Die Digitalisierung macht auch vor Ort nicht halt – das klingt nach Globalisierung und nicht nach Lokalisierung, oder?

Die Digitalisierung umfasst mehrere Bereiche, die man im Auge behalten muss. Zum einen auf der Seite der Kunden: sie sind froh, wenn sie ihren Zählerstand online eingeben und ablesen können und nicht mehr Zuhause sein müssen, damit jemand vorbei kommt. Bei den Unternehmen selbst werden die Instandhaltung, die Anlagensteuerung und Anlagenüberwachung digitalisiert. Und der letzte, aber spannendste Bereich: der Umgang mit sensiblen Daten. Wem vertrauen die Bürger eigentlich, wenn sie ihre Daten zukünftig zur Verfügung stellen? Und hierbei hat das lokale Stadtwerk einen riesigen Vorteil. Nämlich, dass der Kunde im Zweifelsfall sagt: ich vertraue dem örtlichen Versorger, der hier vor Ort angesiedelt ist, lieber meine Daten an, als einem amerikanischen Konzern, von dem ich niemanden kenne.

Werfen wir den Blick nach vorne - wo werden die Stadtwerke in 15 Jahren stehen?

Wir werden eine größere Spreizung zwischen innovativen Stadtwerken, die viel ausprobieren, und konventionellen Stadtwerken sehen.

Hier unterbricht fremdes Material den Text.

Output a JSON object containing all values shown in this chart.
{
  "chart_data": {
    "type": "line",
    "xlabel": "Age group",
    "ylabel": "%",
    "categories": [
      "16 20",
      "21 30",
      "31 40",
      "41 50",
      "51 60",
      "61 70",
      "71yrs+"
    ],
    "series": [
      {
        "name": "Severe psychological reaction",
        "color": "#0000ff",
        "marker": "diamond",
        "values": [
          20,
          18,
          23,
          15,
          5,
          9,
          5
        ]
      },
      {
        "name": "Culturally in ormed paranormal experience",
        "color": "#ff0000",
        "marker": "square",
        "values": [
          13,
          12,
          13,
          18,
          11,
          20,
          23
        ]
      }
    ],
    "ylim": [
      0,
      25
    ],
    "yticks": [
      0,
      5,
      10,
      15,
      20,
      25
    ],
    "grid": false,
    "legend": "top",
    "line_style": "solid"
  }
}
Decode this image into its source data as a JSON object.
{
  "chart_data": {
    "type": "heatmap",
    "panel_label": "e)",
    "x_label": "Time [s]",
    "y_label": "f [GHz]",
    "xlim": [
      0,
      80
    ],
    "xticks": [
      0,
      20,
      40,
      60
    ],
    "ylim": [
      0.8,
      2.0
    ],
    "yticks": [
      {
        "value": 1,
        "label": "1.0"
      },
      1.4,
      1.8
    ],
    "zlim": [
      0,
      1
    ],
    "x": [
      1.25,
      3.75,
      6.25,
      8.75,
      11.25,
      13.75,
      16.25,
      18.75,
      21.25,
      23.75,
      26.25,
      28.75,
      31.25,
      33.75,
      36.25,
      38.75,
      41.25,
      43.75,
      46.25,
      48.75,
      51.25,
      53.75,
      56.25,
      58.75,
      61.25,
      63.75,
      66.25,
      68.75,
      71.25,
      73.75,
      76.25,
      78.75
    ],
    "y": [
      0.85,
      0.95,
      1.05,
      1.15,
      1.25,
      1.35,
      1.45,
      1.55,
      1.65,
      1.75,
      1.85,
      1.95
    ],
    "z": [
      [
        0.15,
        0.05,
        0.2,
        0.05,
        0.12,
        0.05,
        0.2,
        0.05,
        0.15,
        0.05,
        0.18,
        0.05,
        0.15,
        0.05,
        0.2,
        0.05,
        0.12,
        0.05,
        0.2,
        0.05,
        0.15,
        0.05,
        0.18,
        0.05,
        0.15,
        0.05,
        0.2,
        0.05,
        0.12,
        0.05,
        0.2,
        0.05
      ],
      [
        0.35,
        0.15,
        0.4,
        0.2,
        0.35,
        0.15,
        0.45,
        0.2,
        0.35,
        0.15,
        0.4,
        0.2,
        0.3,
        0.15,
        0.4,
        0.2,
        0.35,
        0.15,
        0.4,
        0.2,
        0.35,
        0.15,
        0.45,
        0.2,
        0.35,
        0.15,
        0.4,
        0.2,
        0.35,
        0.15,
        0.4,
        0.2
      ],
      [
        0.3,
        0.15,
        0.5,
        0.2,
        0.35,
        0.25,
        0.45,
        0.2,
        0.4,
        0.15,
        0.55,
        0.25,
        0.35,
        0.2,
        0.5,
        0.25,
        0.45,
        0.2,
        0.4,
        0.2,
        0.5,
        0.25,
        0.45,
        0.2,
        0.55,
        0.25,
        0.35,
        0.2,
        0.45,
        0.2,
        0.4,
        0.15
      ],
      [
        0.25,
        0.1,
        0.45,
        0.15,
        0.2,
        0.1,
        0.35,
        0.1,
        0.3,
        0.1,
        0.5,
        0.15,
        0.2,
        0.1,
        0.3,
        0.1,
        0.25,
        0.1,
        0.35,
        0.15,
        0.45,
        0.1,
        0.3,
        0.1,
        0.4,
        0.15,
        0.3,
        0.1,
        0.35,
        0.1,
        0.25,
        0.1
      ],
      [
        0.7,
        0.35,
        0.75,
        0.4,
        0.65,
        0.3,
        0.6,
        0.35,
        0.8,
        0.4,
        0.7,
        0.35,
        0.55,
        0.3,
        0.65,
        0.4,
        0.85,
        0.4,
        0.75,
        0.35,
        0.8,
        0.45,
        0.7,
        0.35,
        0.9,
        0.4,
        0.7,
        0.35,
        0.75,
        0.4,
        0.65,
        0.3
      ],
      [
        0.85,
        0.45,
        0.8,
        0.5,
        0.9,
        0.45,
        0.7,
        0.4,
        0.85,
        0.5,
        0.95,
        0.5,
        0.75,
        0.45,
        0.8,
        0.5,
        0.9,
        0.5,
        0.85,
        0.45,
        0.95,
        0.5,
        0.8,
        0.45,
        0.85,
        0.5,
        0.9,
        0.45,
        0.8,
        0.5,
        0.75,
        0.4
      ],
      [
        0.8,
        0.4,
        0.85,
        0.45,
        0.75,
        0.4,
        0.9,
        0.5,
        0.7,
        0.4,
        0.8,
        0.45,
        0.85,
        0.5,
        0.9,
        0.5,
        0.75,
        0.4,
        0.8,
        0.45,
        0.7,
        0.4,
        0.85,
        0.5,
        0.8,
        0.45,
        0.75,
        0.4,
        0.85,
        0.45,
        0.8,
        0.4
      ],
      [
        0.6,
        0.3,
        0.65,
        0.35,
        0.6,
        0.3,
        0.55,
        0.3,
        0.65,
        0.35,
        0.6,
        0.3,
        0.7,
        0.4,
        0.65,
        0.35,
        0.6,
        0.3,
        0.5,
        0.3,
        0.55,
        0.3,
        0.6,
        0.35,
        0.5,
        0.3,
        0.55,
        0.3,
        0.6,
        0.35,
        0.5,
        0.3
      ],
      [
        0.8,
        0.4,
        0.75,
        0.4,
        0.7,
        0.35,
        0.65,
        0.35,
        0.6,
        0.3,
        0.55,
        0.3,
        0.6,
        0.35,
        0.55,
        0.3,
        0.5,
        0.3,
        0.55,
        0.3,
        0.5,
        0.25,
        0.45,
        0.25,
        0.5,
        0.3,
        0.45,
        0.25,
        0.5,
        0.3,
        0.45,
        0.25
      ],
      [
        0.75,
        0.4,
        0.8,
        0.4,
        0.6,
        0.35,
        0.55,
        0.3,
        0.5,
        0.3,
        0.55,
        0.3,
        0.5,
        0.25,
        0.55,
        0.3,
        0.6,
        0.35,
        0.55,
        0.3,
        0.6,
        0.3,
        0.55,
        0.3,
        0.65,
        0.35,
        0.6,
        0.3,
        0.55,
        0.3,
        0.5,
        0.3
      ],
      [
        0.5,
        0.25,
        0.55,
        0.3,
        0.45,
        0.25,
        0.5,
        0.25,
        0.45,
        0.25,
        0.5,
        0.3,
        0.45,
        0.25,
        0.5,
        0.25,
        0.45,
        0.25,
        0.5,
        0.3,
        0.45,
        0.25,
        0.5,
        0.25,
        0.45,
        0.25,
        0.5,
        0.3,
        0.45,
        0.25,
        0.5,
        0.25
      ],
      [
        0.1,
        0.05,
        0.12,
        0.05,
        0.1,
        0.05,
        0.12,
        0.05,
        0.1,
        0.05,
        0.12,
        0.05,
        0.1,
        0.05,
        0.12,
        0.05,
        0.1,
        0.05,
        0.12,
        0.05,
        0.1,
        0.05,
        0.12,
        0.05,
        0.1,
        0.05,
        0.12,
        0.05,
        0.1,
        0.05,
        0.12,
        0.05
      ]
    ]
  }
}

Das wird dazu führen, dass manche Unternehmen das kopieren, was andere schon ausprobiert haben, aber das ist ja noch nicht verboten.

Und wir werden eine neue Kooperationsform zwischen den Kunden und den Stadtwerken sehen. Das ist etwas, was sich auch heute schon entwickelt –Stichwort Prosumer. Denn die Kunden setzen verstärkt auf Autonomie und Autarkie, was dazu führt, dass die Kunden ein höheres Mitspracherecht bekommen werden.

Können Kommunen auch in Zukunft noch gute Ausschüttungen bekommen?

Kommunen sind gut beraten, wenn sie als Aufsichtsrat die Investitionspläne nicht nur unter dem Blickwinkel betrachten, ob noch genügend Geld für die Ausschüttung übrigbleibt, sondern ob das Stadtwerk auch für die Zukunft gewappnet ist. Und da kann die Ausschüttung an der einen oder anderen Stelle etwas kleiner ausfallen. Damit wird aber die langfristige Zukunftsfähigkeit des Unternehmens gesichert.